Swindells strikes refreshingly optimistic tone at Expo
- 5 September 2018
Matthew Swindells has today praised the progress of NHS digitisation efforts during his keynote address at the Health and Care Innovation Expo in Manchester.
In a refreshingly upbeat speech from NHS England’s famously-candid national director for operations and information, Swindells suggested NHS IT had taken “a huge step forward” in the past two years.
He argued this had been driven largely by NHS England’s global digital exemplar (GDE) and sustainability and transformation partnership (STP) programmes.
He also suggested the NHS had fostered enthusiasm around IT transformation that was finally being picked up by executive boards.
Swindells’ comments on Wednesday stood in stark contrast to those he made in October 2017, when he claimed England’s most digitally-advanced hospitals were “mediocre by international standards”.
This did not go unacknowledged by NHS England’s national director. “I travelled many places around the world and I would say our hospital IT was about on par with Chile,” he told delegates at Wednesday’s conference.
“Certainly in the next six months, I would expect five or more of our GDEs to be getting themselves accredited as near-paperless with the international standard for HIMSS Level 7 hospitals.
“I think that’s a huge step forward, because we were nowhere near that two years ago.”
Board enthusiasm
Further, Swindells alluded to an attitude shift toward IT at board level. “It has developed an enthusiasm. When I go to speak at IT conferences now, there are chief executives on the platform talking about technology in their organisation, not just IT directors.”
Swindells said the next stage was to move away from a focus on individual institutions to looking at how this “hangs together” through integrated care systems.
This, Swindells said, would be facilitated through STPs, specifically via the recently-announced £412m Health System Led Investment (HSLI) programme.
“We want them to tell us how, as a system, they will be spending over the next five years.”
Swindells explained Local Health and Care Record Exemplars (LHCREs) would be the driving force behind the technology that would link all aspects of the care system together.
“This integrated platform is the basis of everything else we’ll do,” he said, adding that further LHCRE waves would follow that would “bring the whole of the country on board” within the next two to five years.
As Digital Health News reported last month, the HSLI prospectus revealed a business case for the expansion of LHCREs was “already underway”.
Swindells also provided an update on NHS England’s single source of truth project, which aims to unite information from commissioners and providers into a single dataset.
“Our intention is to give that back to the country and back to the NHS, so that when I sit down to talk with an organisation, we can get rid of wasted time squabbling about accuracy of data.”

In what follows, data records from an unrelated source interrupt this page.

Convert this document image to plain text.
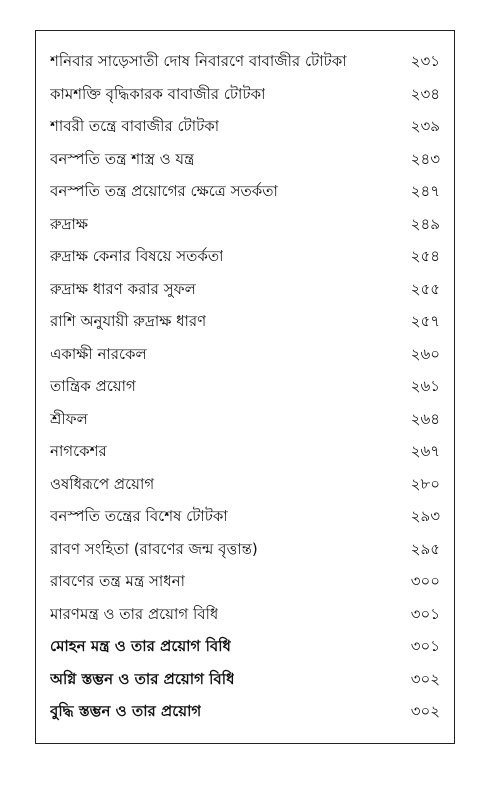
শনিবার সাড়েসাতী দোষ নিবারণে বাবাজীর টোটকা	২৩১
কামশক্তি বৃদ্ধিকারক বাবাজীর টোটকা	২৩৪
শাবরী তন্ত্রে বাবাজীর টোটকা	২৩৯
বনস্পতি তন্ত্র শাস্ত্র ও যন্ত্র	২৪৩
বনস্পতি তন্ত্র প্রয়োগের ক্ষেত্রে সতর্কতা	২৪৭
রুদ্রাক্ষ	২৪৯
রুদ্রাক্ষ কেনার বিষয়ে সতর্কতা	২৫৪
রুদ্রাক্ষ ধারণ করার সুফল	২৫৫
রাশি অনুযায়ী রুদ্রাক্ষ ধারণ	২৫৭
একাক্ষী নারকেল	২৬০
তান্ত্রিক প্রয়োগ	২৬১
শ্রীফল	২৬৪
নাগকেশর	২৬৭
ওষধিরূপে প্রয়োগ	২৮০
বনস্পতি তন্ত্রের বিশেষ টোটকা	২৯৩
রাবণ সংহিতা (রাবণের জন্ম বৃত্তান্ত)	২৯৫
রাবণের তন্ত্র মন্ত্র সাধনা	৩০০
মারণমন্ত্র ও তার প্রয়োগ বিধি	৩০১
মোহন মন্ত্র ও তার প্রয়োগ বিধি	৩০১
অগ্নি স্তম্ভন ও তার প্রয়োগ বিধি	৩০২
বুদ্ধি স্তম্ভন ও তার প্রয়োগ	৩০২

He also waxed lyrical about the potential for artificial intelligence, population health and precision medicine enabled through genomics, which he suggested was “not the stuff of science fiction” and was “within our grasp within the next two, three, five years”.
Get creative
However, Swindells noted that trusts needed to be “creative” about how technology was used and not just drop it on top of old models.
“Moving forward with current models of care is not a viable option. We couldn’t staff it even if we could afford it, and anyway it’s wrong.
He added: “This is about closing the loop on research and getting faster adoption of new innovation for patients. If we don’t digitise our health service we are condemning people to die.”